New ODI rules and faulty bowling shackle Dhoni
MS Dhoni walked slowly near the boundary of the Mahinda Rajapaksa International Cricket Stadium near Hambantota, the notorious wind howling across from the forest behind him. But his thoughts were on something else, his eyes warily sizing up the outfield, easily one of the biggest in international cricket. His first reaction: "It will be very difficult to stop twos and threes on this ground." It was an instant, momentary glimpse into how Dhoni's mind works. Almost immediately, he moved on to pleasantries about the remoteness of the area.
The Hambantota trip was in July 2012. Already, the introduction of two new balls had snatched away reverse swing and the last remaining signs of attacking spin bowling in ODIs. With specialist bowlers who have made him lament the absence of Yuvraj Singh's part-time slow left-armers, Dhoni's problems were to be aggravated, especially in home conditions: A couple of months later, the maximum number of deep fielders was reduced to four from five. For a man who won the World Cup with an ageing team, and two years later, the Champions Trophy with a raw squad, this new combination of unreliable bowlers and unfavourable rules poses a daunting challenge.
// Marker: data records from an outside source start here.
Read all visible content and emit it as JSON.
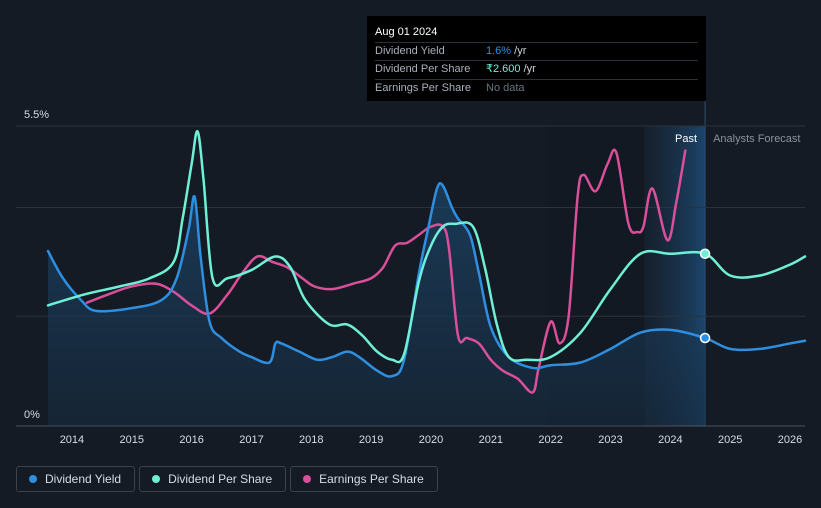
{
  "tooltip": {
    "date": "Aug 01 2024",
    "rows": [
      {
        "label": "Dividend Yield",
        "value": "1.6%",
        "unit": " /yr",
        "color": "#2e8fe0"
      },
      {
        "label": "Dividend Per Share",
        "value": "₹2.600",
        "unit": " /yr",
        "color": "#6ff0d6"
      },
      {
        "label": "Earnings Per Share",
        "value": "No data",
        "unit": "",
        "color": "#6c7480"
      }
    ]
  },
  "labels": {
    "past": "Past",
    "forecast": "Analysts Forecast"
  },
  "legend": [
    {
      "label": "Dividend Yield",
      "color": "#2e8fe0"
    },
    {
      "label": "Dividend Per Share",
      "color": "#6ff0d6"
    },
    {
      "label": "Earnings Per Share",
      "color": "#d94f9a"
    }
  ],
  "chart_data": {
    "type": "line",
    "title": "",
    "xlabel": "",
    "ylabel": "",
    "xlim": [
      2013.6,
      2026.25
    ],
    "ylim": [
      0,
      5.5
    ],
    "y_tick_labels": [
      "0%",
      "5.5%"
    ],
    "x_ticks": [
      "2014",
      "2015",
      "2016",
      "2017",
      "2018",
      "2019",
      "2020",
      "2021",
      "2022",
      "2023",
      "2024",
      "2025",
      "2026"
    ],
    "past_region_start": 2023.57,
    "now": 2024.58,
    "series": [
      {
        "name": "Dividend Yield",
        "color": "#2e8fe0",
        "x": [
          2013.6,
          2013.85,
          2014.15,
          2014.4,
          2015.0,
          2015.5,
          2015.75,
          2015.95,
          2016.05,
          2016.15,
          2016.3,
          2016.5,
          2016.8,
          2017.0,
          2017.3,
          2017.4,
          2017.5,
          2017.8,
          2018.1,
          2018.35,
          2018.6,
          2018.8,
          2019.1,
          2019.35,
          2019.55,
          2019.8,
          2019.95,
          2020.1,
          2020.2,
          2020.35,
          2020.45,
          2020.65,
          2020.8,
          2021.0,
          2021.3,
          2021.7,
          2022.0,
          2022.5,
          2023.0,
          2023.5,
          2024.0,
          2024.58,
          2025.0,
          2025.5,
          2026.0,
          2026.25
        ],
        "y": [
          3.2,
          2.7,
          2.3,
          2.1,
          2.15,
          2.3,
          2.7,
          3.6,
          4.2,
          3.1,
          1.9,
          1.6,
          1.35,
          1.25,
          1.15,
          1.5,
          1.5,
          1.35,
          1.2,
          1.25,
          1.35,
          1.25,
          1.0,
          0.9,
          1.2,
          2.8,
          3.6,
          4.35,
          4.4,
          4.0,
          3.8,
          3.5,
          2.8,
          1.8,
          1.25,
          1.05,
          1.1,
          1.15,
          1.4,
          1.7,
          1.75,
          1.6,
          1.4,
          1.4,
          1.5,
          1.55
        ]
      },
      {
        "name": "Dividend Per Share",
        "color": "#6ff0d6",
        "x": [
          2013.6,
          2014.2,
          2014.8,
          2015.3,
          2015.7,
          2015.85,
          2016.0,
          2016.1,
          2016.2,
          2016.35,
          2016.6,
          2017.0,
          2017.4,
          2017.65,
          2017.9,
          2018.3,
          2018.6,
          2018.85,
          2019.1,
          2019.35,
          2019.55,
          2019.8,
          2020.0,
          2020.2,
          2020.4,
          2020.7,
          2020.9,
          2021.1,
          2021.3,
          2021.6,
          2022.0,
          2022.5,
          2023.0,
          2023.5,
          2024.0,
          2024.58,
          2025.0,
          2025.5,
          2026.0,
          2026.25
        ],
        "y": [
          2.2,
          2.4,
          2.55,
          2.7,
          3.0,
          3.8,
          4.8,
          5.4,
          4.5,
          2.7,
          2.7,
          2.85,
          3.1,
          2.9,
          2.3,
          1.85,
          1.85,
          1.65,
          1.35,
          1.2,
          1.3,
          2.65,
          3.3,
          3.65,
          3.7,
          3.65,
          2.9,
          1.85,
          1.25,
          1.2,
          1.25,
          1.7,
          2.5,
          3.15,
          3.15,
          3.15,
          2.75,
          2.75,
          2.95,
          3.1
        ]
      },
      {
        "name": "Earnings Per Share",
        "color": "#d94f9a",
        "x": [
          2014.25,
          2014.6,
          2015.0,
          2015.4,
          2015.7,
          2016.0,
          2016.3,
          2016.6,
          2016.85,
          2017.1,
          2017.35,
          2017.6,
          2017.85,
          2018.05,
          2018.35,
          2018.7,
          2019.0,
          2019.2,
          2019.4,
          2019.6,
          2019.8,
          2020.0,
          2020.2,
          2020.3,
          2020.45,
          2020.6,
          2020.8,
          2021.0,
          2021.2,
          2021.45,
          2021.7,
          2021.8,
          2022.0,
          2022.15,
          2022.3,
          2022.45,
          2022.55,
          2022.75,
          2022.95,
          2023.1,
          2023.3,
          2023.45,
          2023.55,
          2023.7,
          2023.95,
          2024.1,
          2024.25
        ],
        "y": [
          2.25,
          2.4,
          2.55,
          2.6,
          2.45,
          2.2,
          2.05,
          2.4,
          2.8,
          3.1,
          3.0,
          2.9,
          2.7,
          2.55,
          2.5,
          2.6,
          2.7,
          2.9,
          3.3,
          3.35,
          3.5,
          3.65,
          3.65,
          3.25,
          1.65,
          1.6,
          1.5,
          1.2,
          1.0,
          0.85,
          0.6,
          1.05,
          1.9,
          1.5,
          2.0,
          4.2,
          4.6,
          4.3,
          4.8,
          5.0,
          3.7,
          3.55,
          3.65,
          4.35,
          3.4,
          4.1,
          5.05
        ]
      }
    ],
    "markers": [
      {
        "series": "Dividend Per Share",
        "x": 2024.58,
        "y": 3.15
      },
      {
        "series": "Dividend Yield",
        "x": 2024.58,
        "y": 1.6
      }
    ]
  }
}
Dhoni's limited-overs captaincy, and by unfortunate extension, at times his Test captaincy, is about damage control. He hates conceding runs. Not that other captains enjoy giving them away, but in Dhoni's case, it is the core philosophy of how he operates. At times, a fumble or a late reaction from a deep fielder will make him punch one gloved hand with the other in frustration. You will seldom see a similar reaction from him for a dropped catch.
Dhoni does not take wickets to restrict runs. He restricts runs to take wickets. That is why he likes and backs Ravindra Jadeja so much. That is why he has so much time for Pragyan Ojha, in Tests. He waits and waits for an opportunity and then moves in like a boa constrictor. As soon as the Australia openers fell in Mohali, he turned to Jadeja and Yuvraj, who darted the ball in backed by a packed leg-side field. The runs dried out. The asking-rate increased. Australia lost crucial middle-order wickets. The Dhoni formula seemed to be working again, till James Faulkner v Ishant Sharma happened.
It is easy to label him defensive, but there is a contributing factor to why his style is the way it is. Dhoni's never had the kind of ODI bowlers who can consistently deliver wickets without going for runs. He does not have a Mitchell Johnson who can run through a line-up with extreme pace and bounce. He does not have a Saeed Ajmal who can contain as well as strike reliably.
When he's found someone like a Bhuvneshwar Kumar, who delivers more often than not with the new ball, he's given him extended spells at the start. Bhuvneshwar is a limited bowler at the moment, and Dhoni tries to maximise his strength with the new ball. But even a Bhuvneshwar is a rarity for Dhoni.
Over a large period of his captaincy, Dhoni also had the headache of where to hide several slow men on the field. Though India's young batsmen have upped the standards considerably, Dhoni still has to deal with where to place R Ashwin and Ishant - both not exactly assets on the field. One wonders his plight if he had to operate under the restriction of four deep fielders with some of the older sides he's led.
The India captain has been quite vocal about his discomfort with the new rule that has compounded his worries of minimising the damage his bowlers frequently inflict upon his batsmen. Five deep fielders were about the only hedge Dhoni had against bowlers who regularly panic and lose their discipline at the death. For a captain who isn't comfortable with "spoon-feeding" bowlers, he's increasingly started to run to them when they do the exact opposite of what the field is set for, which is often.
His exasperation was clear at the toss in Mohali where he said something to the tune of "I don't know what they want us to do" with all the new rules. The impact is being felt acutely in home ODIs played on placid pitches. India have already lost six of 11 home games in the past year playing with four deep fielders. Over the same period between 2011 and 2012, they'd lost one in ten matches at home. With one less man to protect the boundary, Dhoni has a serious challenge on his hands and it will have to be somehow tackled on the field working with the same set of bowlers. Having probably the most powerful ODI batting line-up has worked as an insurance against profligate bowlers in the past but it might no longer suffice.